What ingredient makes cake Fluffy? ›

Cakes and pastries are fluffy and light in nature due to the presence of baking soda in it. When baking soda is combined with both an acidic ingredient and a liquid, it becomes activated. Upon activation, Carbon dioxide is produced, which allows baked products to rise and become light and fluffy.

Is it better to use cake flour or all-purpose flour for a pound cake? ›

Use cake flour in recipes where you want an extra-light, extra-fluffy texture, like Angel Food Cake, Cream Cheese Pound Cake, or Buttermilk-Chocolate Cake. You can also use cake flour to bring a more tender crumb to other sweets, like Chocolate Crinkle Cookies.

How can pound cakes be made lighter and smoother? ›

Pound cake typically gets all its lift from the eggs, so if you want a lighter cake, try beating the yolks into the creamed butter and sugar, then whipping the egg whites to stiff peaks and folding them into the batter after stirring in the flour and flavorings.

Should I cover my pound cake? ›

I would suggest wrapping 2-3 times in plastic wrap and foil and stick it in a plastic grocery bag and tie it up. I don't ice pound cakes with anything other than a glaze, made with powdered sugar and a couple tablespoons of milk or lemon juice.

How many eggs is a pound of eggs? ›

How many eggs are in a pound? Eggs vary in weight since not all eggs are the same. Large eggs tend to weigh just short of 2 ounces each. It takes between 8 and 9 large eggs to equal one pound.

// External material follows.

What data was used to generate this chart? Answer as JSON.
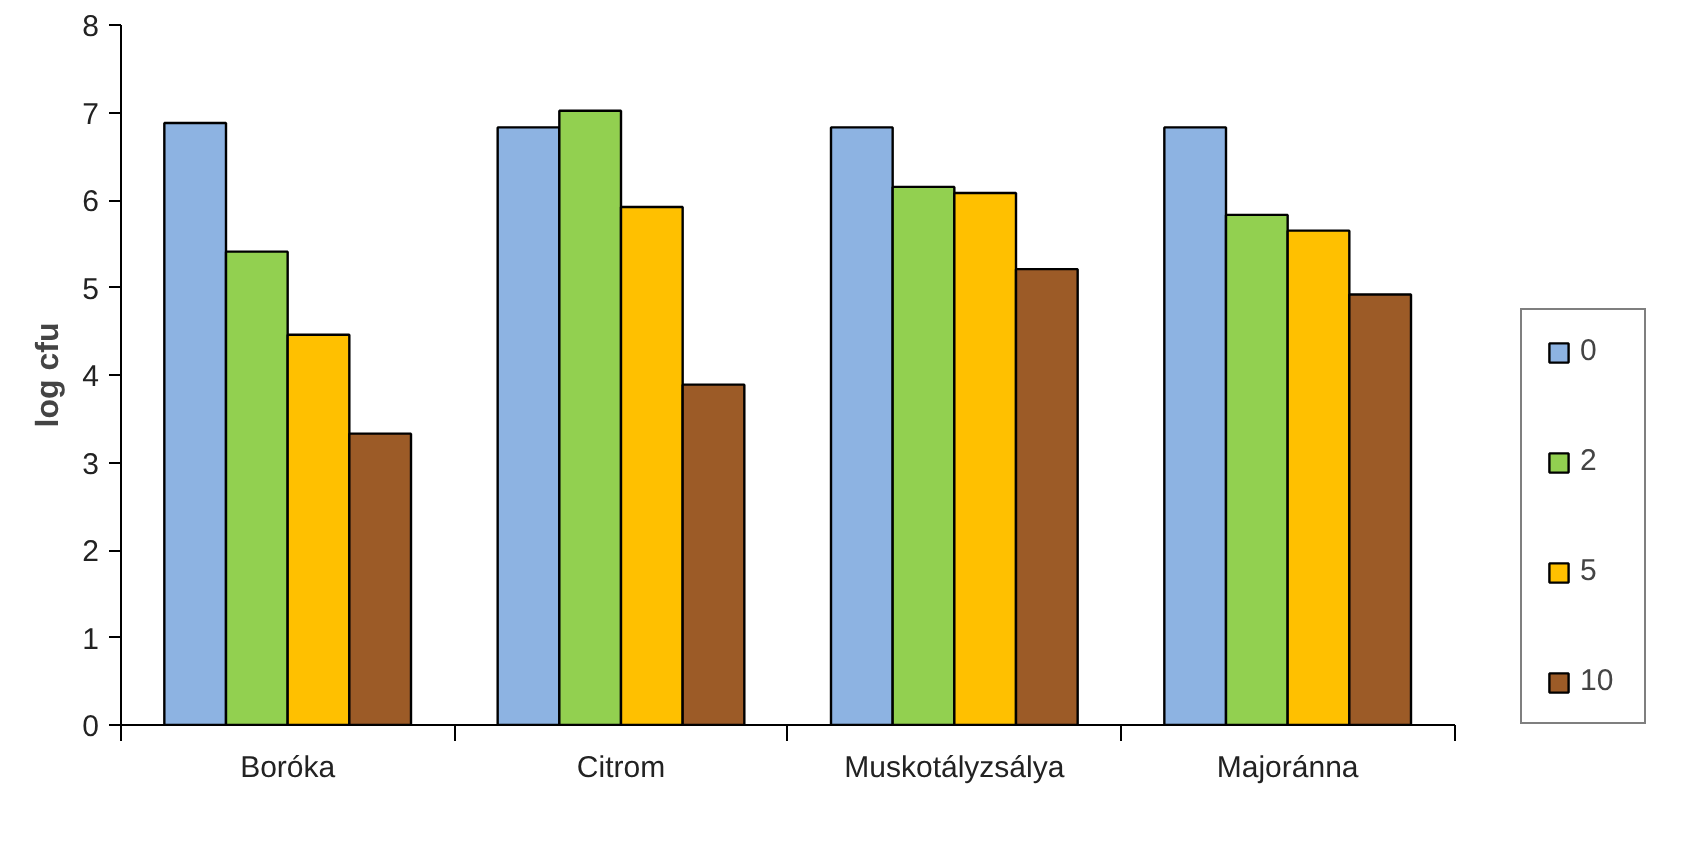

Is angel cake the same as pound cake? ›

No, angel food cake and pound cake are not the same thing. Angel food cake is made with egg whites, flour, and sugar. Pound cake is made with butter, eggs, flour, and sugar. Cloud-like angel food cake has no fat and no cholesterol.

What is Angels cake? ›

Angel food cake is a low fat cake recipe made mostly from egg whites, cake flour, and sugar. It's pristine white on the inside with a chewy light brown crumb around the exterior. What it lacks in butter makes up for in texture. This tall, tender, and timeless cake has a cloud-like crumb and ultra light flavor.

Why does my cake come out so dry? ›

If you use a cup rather than a scale there's a good chance you're using too much flour: up to 20% too much, if you use the measuring cup as a scoop then tamp the flour down. Any baked good — especially cake —with too much flour will be dry, hard, crumbly … take your unhappy pick.

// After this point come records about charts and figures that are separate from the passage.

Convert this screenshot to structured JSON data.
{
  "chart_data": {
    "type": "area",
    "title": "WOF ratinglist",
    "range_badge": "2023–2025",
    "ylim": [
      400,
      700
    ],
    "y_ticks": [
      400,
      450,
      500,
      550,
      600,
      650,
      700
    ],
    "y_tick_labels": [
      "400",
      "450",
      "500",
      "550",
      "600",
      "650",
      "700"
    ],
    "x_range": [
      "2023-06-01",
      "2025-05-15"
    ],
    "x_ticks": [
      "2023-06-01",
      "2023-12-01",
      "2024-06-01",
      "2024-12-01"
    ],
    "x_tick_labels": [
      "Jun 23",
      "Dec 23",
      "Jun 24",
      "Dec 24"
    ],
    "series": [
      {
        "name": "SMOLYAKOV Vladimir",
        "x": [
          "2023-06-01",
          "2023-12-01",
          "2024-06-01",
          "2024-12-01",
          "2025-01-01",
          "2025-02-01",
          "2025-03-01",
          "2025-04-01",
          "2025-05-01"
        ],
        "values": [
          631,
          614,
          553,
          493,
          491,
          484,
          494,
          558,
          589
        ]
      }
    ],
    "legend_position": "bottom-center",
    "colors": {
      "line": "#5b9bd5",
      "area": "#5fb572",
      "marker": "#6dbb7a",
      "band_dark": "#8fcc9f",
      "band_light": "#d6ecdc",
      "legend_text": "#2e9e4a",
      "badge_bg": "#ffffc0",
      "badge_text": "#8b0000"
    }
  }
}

Why is my pound cake still wet in the middle? ›

A cake that's wet in the middle, in most cases, has not baked long enough. Put it back in the oven for 10 to 15 minutes. Be sure to check every 5 minutes with the toothpick test for any changes. If sliced, cover with aluminum foil to prevent the top from browning even more.

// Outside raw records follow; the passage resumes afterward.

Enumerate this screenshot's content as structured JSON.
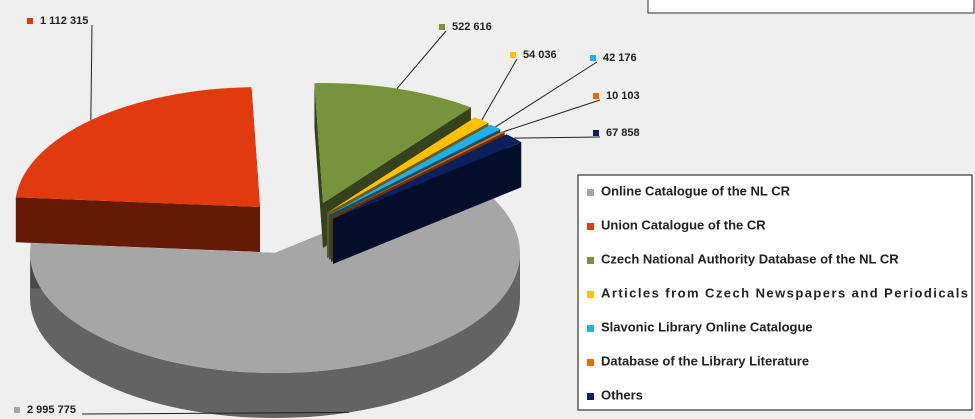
{
  "chart_data": {
    "type": "pie",
    "categories": [
      "Online Catalogue of the NL CR",
      "Union Catalogue of the CR",
      "Czech National Authority Database of the NL CR",
      "Articles from Czech Newspapers and Periodicals",
      "Slavonic Library Online Catalogue",
      "Database of the Library Literature",
      "Others"
    ],
    "values": [
      2995775,
      1112315,
      522616,
      54036,
      42176,
      10103,
      67858
    ],
    "value_labels": [
      "2 995 775",
      "1 112 315",
      "522 616",
      "54 036",
      "42 176",
      "10 103",
      "67 858"
    ],
    "colors": [
      "#a6a6a6",
      "#e03a0e",
      "#77933c",
      "#ffc000",
      "#1fb0e8",
      "#e36c09",
      "#0b1f5e"
    ]
  }
}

How do I make my cake more moist? ›

Try switching out any water in your recipe for full-fat milk or buttermilk for a moist, decadent texture. Another ingredient that can enhance the moisture of your cake is mayonnaise. Adding a dollop of mayonnaise to your batter can help make your freshly baked cake softer with an added boost of moisture.

What makes pound cake tough? ›

If your pound cake is turning out tough or rubbery and the texture isn't what you expected, overmixing is often the issue. Recipes call for adding the dry ingredients with the wet ingredients in stages, beginning and ending with the dry ingredient. Why? It's a good way to prevent over-mixing your batter.